Quem irá disciplinar a vida social? O Estado, que se formara. Qual ferramenta? A religião, a etiqueta, os costumes, e, por fim, o Direito. Este último com capacidade de coercibilidade. A demanda social é por paz, e o Estado promete justiça.

Atenas domina o mundo cultural, militar, econômica e politicamente. Os persas, civilização anterior, já haviam desenvolvido o desejo de dominação universal. Os persas criam um império indo da África a além do Oriente Médio. Destruindo Atenas, poderiam dominar o mundo civilizado. Persas eram temidos, mas um general ateniense, Temístocles, consegue vencer os persas no mar. Atenas sobrevive e o Ocidente também, pois essa transição do Ocidente para o Oriente traria a imposição de um modelo cultural diferente para o resto da existência. Foi a batalha de Salamina.
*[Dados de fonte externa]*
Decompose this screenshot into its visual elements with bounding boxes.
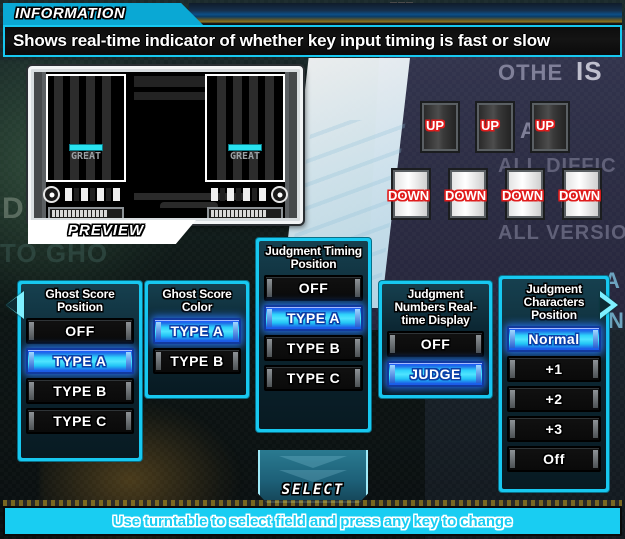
panel-title-judgment-characters-position: Judgment Characters Position (523, 282, 585, 322)
option-label: TYPE A (170, 323, 224, 339)
key-hint-down-label-1: DOWN (388, 188, 430, 203)
option-label: TYPE A (53, 353, 107, 369)
information-tab-strip (189, 3, 622, 25)
preview-box: GREAT GREAT (28, 66, 303, 224)
preview-label: PREVIEW (68, 222, 145, 239)
key-hint-up-label-2: UP (481, 118, 500, 133)
option-judgment-numbers-1[interactable]: JUDGE (387, 361, 484, 387)
select-marker-label: SELECT (281, 482, 345, 498)
option-label: +3 (545, 421, 563, 437)
option-ghost-score-position-3[interactable]: TYPE C (26, 408, 134, 434)
option-label: JUDGE (410, 366, 461, 382)
panel-title-ghost-score-position: Ghost Score Position (45, 287, 115, 314)
option-ghost-score-color-0[interactable]: TYPE A (153, 318, 241, 344)
panel-ghost-score-position[interactable]: Ghost Score Position OFF TYPE A TYPE B T… (18, 281, 142, 461)
background-text-is: IS (576, 56, 603, 86)
panel-judgment-characters-position[interactable]: Judgment Characters Position Normal +1 +… (499, 276, 609, 492)
scroll-left-arrow-notch (6, 297, 17, 313)
panel-judgment-numbers-realtime-display[interactable]: Judgment Numbers Real-time Display OFF J… (379, 281, 492, 398)
option-label: Normal (528, 331, 580, 347)
preview-timing-bar-left (69, 144, 103, 151)
information-body: Shows real-time indicator of whether key… (3, 25, 622, 57)
option-judgment-timing-position-1[interactable]: TYPE A (264, 305, 363, 331)
key-hint-down-label-2: DOWN (445, 188, 487, 203)
option-label: Off (543, 451, 565, 467)
option-judgment-timing-position-2[interactable]: TYPE B (264, 335, 363, 361)
panel-title-judgment-numbers-realtime-display: Judgment Numbers Real-time Display (394, 287, 477, 327)
footer-hint-bar: Use turntable to select field and press … (3, 506, 622, 536)
panel-title-ghost-score-color: Ghost Score Color (162, 287, 232, 314)
option-judgment-timing-position-0[interactable]: OFF (264, 275, 363, 301)
option-ghost-score-color-1[interactable]: TYPE B (153, 348, 241, 374)
preview-judgment-text-right: GREAT (229, 151, 261, 162)
preview-timing-bar-right (228, 144, 262, 151)
key-hint-up-label-3: UP (536, 118, 555, 133)
option-judgment-characters-0[interactable]: Normal (507, 326, 601, 352)
preview-judgment-left: GREAT (63, 144, 109, 162)
option-judgment-characters-4[interactable]: Off (507, 446, 601, 472)
settings-screen: Di to Gho OTHE IS B ANI ALL DIFFIC RG AL… (0, 0, 625, 539)
option-judgment-timing-position-3[interactable]: TYPE C (264, 365, 363, 391)
option-ghost-score-position-2[interactable]: TYPE B (26, 378, 134, 404)
background-text-other: OTHE (498, 60, 564, 85)
option-label: TYPE B (170, 353, 224, 369)
preview-keys-left (65, 188, 120, 201)
panel-judgment-timing-position[interactable]: Judgment Timing Position OFF TYPE A TYPE… (256, 238, 371, 432)
option-label: OFF (420, 336, 451, 352)
option-label: TYPE B (286, 340, 341, 356)
preview-lane-left: GREAT (46, 74, 126, 182)
scroll-right-arrow-notch (600, 297, 611, 313)
preview-screen: GREAT GREAT (34, 72, 297, 218)
option-label: +2 (545, 391, 563, 407)
option-label: OFF (298, 280, 329, 296)
panel-ghost-score-color[interactable]: Ghost Score Color TYPE A TYPE B (145, 281, 249, 398)
preview-judgment-text-left: GREAT (70, 151, 102, 162)
key-hint-down-label-3: DOWN (502, 188, 544, 203)
preview-label-plate: PREVIEW (28, 220, 196, 244)
panel-title-judgment-timing-position: Judgment Timing Position (265, 244, 362, 271)
option-label: TYPE C (286, 370, 341, 386)
option-judgment-characters-3[interactable]: +3 (507, 416, 601, 442)
preview-lane-right: GREAT (205, 74, 285, 182)
key-hint-down-label-4: DOWN (559, 188, 601, 203)
option-judgment-characters-1[interactable]: +1 (507, 356, 601, 382)
background-text-all-version: ALL VERSIO (498, 222, 625, 244)
preview-meter-left (48, 207, 124, 218)
preview-turntable-right (271, 186, 288, 203)
information-tab-label: INFORMATION (15, 5, 126, 22)
key-hint-up-label-1: UP (426, 118, 445, 133)
option-ghost-score-position-0[interactable]: OFF (26, 318, 134, 344)
option-judgment-characters-2[interactable]: +2 (507, 386, 601, 412)
information-banner: INFORMATION Shows real-time indicator of… (3, 3, 622, 57)
option-label: TYPE C (53, 413, 107, 429)
option-label: OFF (65, 323, 95, 339)
footer-hint-text: Use turntable to select field and press … (112, 512, 513, 530)
information-message: Shows real-time indicator of whether key… (13, 31, 550, 50)
information-tab: INFORMATION (3, 3, 622, 25)
preview-judgment-right: GREAT (222, 144, 268, 162)
option-label: TYPE A (286, 310, 341, 326)
preview-keys-right (211, 188, 266, 201)
preview-turntable-left (43, 186, 60, 203)
option-ghost-score-position-1[interactable]: TYPE A (26, 348, 134, 374)
preview-meter-right (207, 207, 283, 218)
option-label: TYPE B (53, 383, 107, 399)
option-judgment-numbers-0[interactable]: OFF (387, 331, 484, 357)
option-label: +1 (545, 361, 563, 377)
Eis que, dessa batalha, nasce a glória política de Temístocles, bem como sua ruína. Queria um exercício vertical do poder. Acabou exilado. Aceitou abrigo justamente na Pérsia.

Atenas criou uma liga de defesa do mundo contra os persas, e cobrou tributos de mais de 150 cidades-Estados. Com a entrada de dinheiro, veio a corrupção, e o tratamento da coisa pública como própria. Aqui emergiu Sócrates, vindo das castas populares.

Disse que o mundo estava dividindo entre pessoas que viviam do fazer e pessoas que viviam do saber. Este último era para poucos, para senhores. Essa atividade era chamada de “télos”, que era a percepção. Somente estes poderiam dirigir a cidade. Os outros somente fazem, mas nada sabem, e não poderiam dirigir a cidade a conforto. Não poderiam nem se manifestar sobre os rumos da cidade. Sócrates, entretanto, filho de uma parteira e de um escultor, veio do puro mundo do fazer. Trabalhar era considerado diminutivo no mundo antigo; era um signo de insignificância, um demérito no mundo social. Se trabalha, é insignificante. Não é patrício, não é nobre. O comerciante era uma das maiores vítimas de preconceito.

Somente depois surgiu a ideia de que o trabalho dignifica o homem. Inclusive vem do termo tripalium, um instrumento de tortura do mundo antigo!


1 – O professor mencionou um nome como autor desta frase, e o que de mais próximo meu ouvido pegou foi “Leon Proat”. Não encontrei a confirmação, entretanto.